她掏出來一看,陳瀚東那張俊臉正在屏幕中央閃現,那天她不但用他的照片做了屏保,還做了他來電顯示的圖片。
嘴角不自覺的就咧出一個傻傻的弧度,她看了一眼霍瀝陽,然後起身說到:“我出去接個電話。”
霍瀝陽沒反應,也不知道是聽見了還是沒聽見。
餘式微握着手機出去了,因為心情好,連帶腳步也雀躍了不少。
聽到關門聲,霍瀝陽這才從電腦中擡起頭,心中閃過一絲疑惑,誰的電話,小微為什麽要背着他去外面接?
不過只是想了一下而已,他的注意力很快又集中到了電腦上。
餘式微握着手機,一直走到了走廊盡頭才摁下了通話鍵,靠在窗口聲音無比溫柔的喂了一句。
陳瀚東正在家裏的書房裏,熬了幾個通宵終于把手邊的事情做完,他捏捏眉心然後給餘式微打了個電話。
聽到她那甜甜的聲音,陳瀚東的心又不自覺的開始柔軟,連日來的疲倦一掃而空。
他輕笑了一聲,然後靠在椅背上懶洋洋的問到:“喂,你好,請問是餘式微小姐嗎?”
餘式微嘴角咧開的弧度越來越大,她輕咬了一下唇,然後說到:“是的,不過請叫我陳太太。”
陳瀚東沒想到她竟然會主動這麽說,要知道她之前可是怎麽哄都不願意說的。
陳瀚東笑了,他這一步果然走對了。
餘式微已經被霍瀝陽牽制住了,如果他再逼她,她只會離他越來越遠,相反,如果他退後一步,給她足夠的思考空間,她的心反而會更加的向他靠攏。
幸好,他退了一步,沒有一直揪着霍瀝陽的事情不放。
他挑了挑嘴角,滿臉笑意的說到:“你好陳太太,我是陳先生的助理,陳先生讓我問一下你今晚有沒有他想約你看電影。

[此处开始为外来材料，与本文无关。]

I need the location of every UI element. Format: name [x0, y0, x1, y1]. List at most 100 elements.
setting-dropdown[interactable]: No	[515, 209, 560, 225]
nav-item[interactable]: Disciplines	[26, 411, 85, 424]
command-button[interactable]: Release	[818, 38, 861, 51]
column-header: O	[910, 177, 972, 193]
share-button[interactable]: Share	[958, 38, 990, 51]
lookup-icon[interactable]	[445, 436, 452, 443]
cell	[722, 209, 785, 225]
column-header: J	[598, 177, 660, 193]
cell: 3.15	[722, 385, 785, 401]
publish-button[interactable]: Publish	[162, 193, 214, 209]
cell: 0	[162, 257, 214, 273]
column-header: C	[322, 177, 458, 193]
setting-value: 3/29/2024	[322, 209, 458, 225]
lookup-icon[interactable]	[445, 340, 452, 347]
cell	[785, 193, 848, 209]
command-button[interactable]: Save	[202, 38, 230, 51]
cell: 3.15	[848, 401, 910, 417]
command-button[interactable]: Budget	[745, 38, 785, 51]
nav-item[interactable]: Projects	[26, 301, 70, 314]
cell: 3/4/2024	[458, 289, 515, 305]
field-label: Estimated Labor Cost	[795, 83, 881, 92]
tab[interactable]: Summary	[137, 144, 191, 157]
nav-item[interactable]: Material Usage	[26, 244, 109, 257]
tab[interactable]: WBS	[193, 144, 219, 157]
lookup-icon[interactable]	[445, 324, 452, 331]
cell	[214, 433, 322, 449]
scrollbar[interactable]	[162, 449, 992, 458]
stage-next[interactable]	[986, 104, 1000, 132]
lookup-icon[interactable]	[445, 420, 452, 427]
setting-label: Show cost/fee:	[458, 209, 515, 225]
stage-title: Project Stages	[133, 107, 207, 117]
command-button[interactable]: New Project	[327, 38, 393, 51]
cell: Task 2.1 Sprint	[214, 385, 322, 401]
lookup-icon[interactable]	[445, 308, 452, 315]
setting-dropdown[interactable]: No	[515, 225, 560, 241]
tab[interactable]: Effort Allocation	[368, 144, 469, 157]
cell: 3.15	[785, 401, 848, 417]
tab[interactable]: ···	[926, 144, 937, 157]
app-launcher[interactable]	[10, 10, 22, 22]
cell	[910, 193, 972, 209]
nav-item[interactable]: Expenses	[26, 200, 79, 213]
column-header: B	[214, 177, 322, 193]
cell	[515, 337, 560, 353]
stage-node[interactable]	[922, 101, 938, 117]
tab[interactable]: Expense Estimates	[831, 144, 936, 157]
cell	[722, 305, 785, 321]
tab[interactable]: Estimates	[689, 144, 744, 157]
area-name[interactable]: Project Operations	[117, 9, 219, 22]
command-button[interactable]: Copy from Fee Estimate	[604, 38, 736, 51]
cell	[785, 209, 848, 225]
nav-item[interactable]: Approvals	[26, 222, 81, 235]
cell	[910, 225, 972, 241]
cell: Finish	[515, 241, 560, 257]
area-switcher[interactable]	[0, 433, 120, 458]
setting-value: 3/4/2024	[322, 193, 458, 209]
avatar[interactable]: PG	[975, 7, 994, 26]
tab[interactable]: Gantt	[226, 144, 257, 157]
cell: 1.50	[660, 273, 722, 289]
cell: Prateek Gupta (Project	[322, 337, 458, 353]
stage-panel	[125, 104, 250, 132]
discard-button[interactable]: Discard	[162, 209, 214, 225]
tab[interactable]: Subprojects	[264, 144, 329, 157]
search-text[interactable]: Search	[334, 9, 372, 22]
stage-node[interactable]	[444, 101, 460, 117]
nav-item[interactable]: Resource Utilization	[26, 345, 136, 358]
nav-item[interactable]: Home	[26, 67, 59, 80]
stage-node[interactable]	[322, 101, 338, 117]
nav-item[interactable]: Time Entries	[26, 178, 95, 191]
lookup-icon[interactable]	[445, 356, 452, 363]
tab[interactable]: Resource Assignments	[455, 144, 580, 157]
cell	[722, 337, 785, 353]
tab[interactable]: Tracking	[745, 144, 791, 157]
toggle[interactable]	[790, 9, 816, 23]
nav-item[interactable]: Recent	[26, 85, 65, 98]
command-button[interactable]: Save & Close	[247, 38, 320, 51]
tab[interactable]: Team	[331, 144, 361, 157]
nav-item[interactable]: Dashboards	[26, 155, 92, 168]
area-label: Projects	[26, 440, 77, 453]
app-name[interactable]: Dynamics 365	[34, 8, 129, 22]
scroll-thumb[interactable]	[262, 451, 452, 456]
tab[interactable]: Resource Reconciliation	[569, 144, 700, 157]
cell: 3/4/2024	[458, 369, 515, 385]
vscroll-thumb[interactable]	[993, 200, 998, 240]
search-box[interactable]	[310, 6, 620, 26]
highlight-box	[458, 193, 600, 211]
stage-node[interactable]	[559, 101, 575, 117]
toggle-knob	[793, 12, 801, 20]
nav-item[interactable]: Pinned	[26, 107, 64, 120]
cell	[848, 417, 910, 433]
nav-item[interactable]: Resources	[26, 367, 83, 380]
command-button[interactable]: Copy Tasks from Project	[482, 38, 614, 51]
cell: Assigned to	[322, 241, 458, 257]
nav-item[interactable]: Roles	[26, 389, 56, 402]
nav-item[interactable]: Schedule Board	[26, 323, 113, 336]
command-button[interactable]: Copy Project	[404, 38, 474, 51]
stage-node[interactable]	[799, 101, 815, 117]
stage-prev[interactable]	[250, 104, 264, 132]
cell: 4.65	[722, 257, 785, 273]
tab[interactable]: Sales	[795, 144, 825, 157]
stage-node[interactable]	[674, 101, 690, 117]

”
“看電影?”餘式微撲哧一下樂了,原來那天她說的話他都聽進去了,真是孺子可教。
她歪了歪頭,聲音更加甜蜜的說到:“唔,好吧。那麻煩你轉告陳先生,讓他今晚八點到這裏來接我,不準遲到。”
陳瀚東擡手看了看時間,現在已經快十二點了,于是又問:“那陳先生可不可以現在約你吃午飯,然後再幹點別的有益身心健康的事,然後再吃飯看電影呢。”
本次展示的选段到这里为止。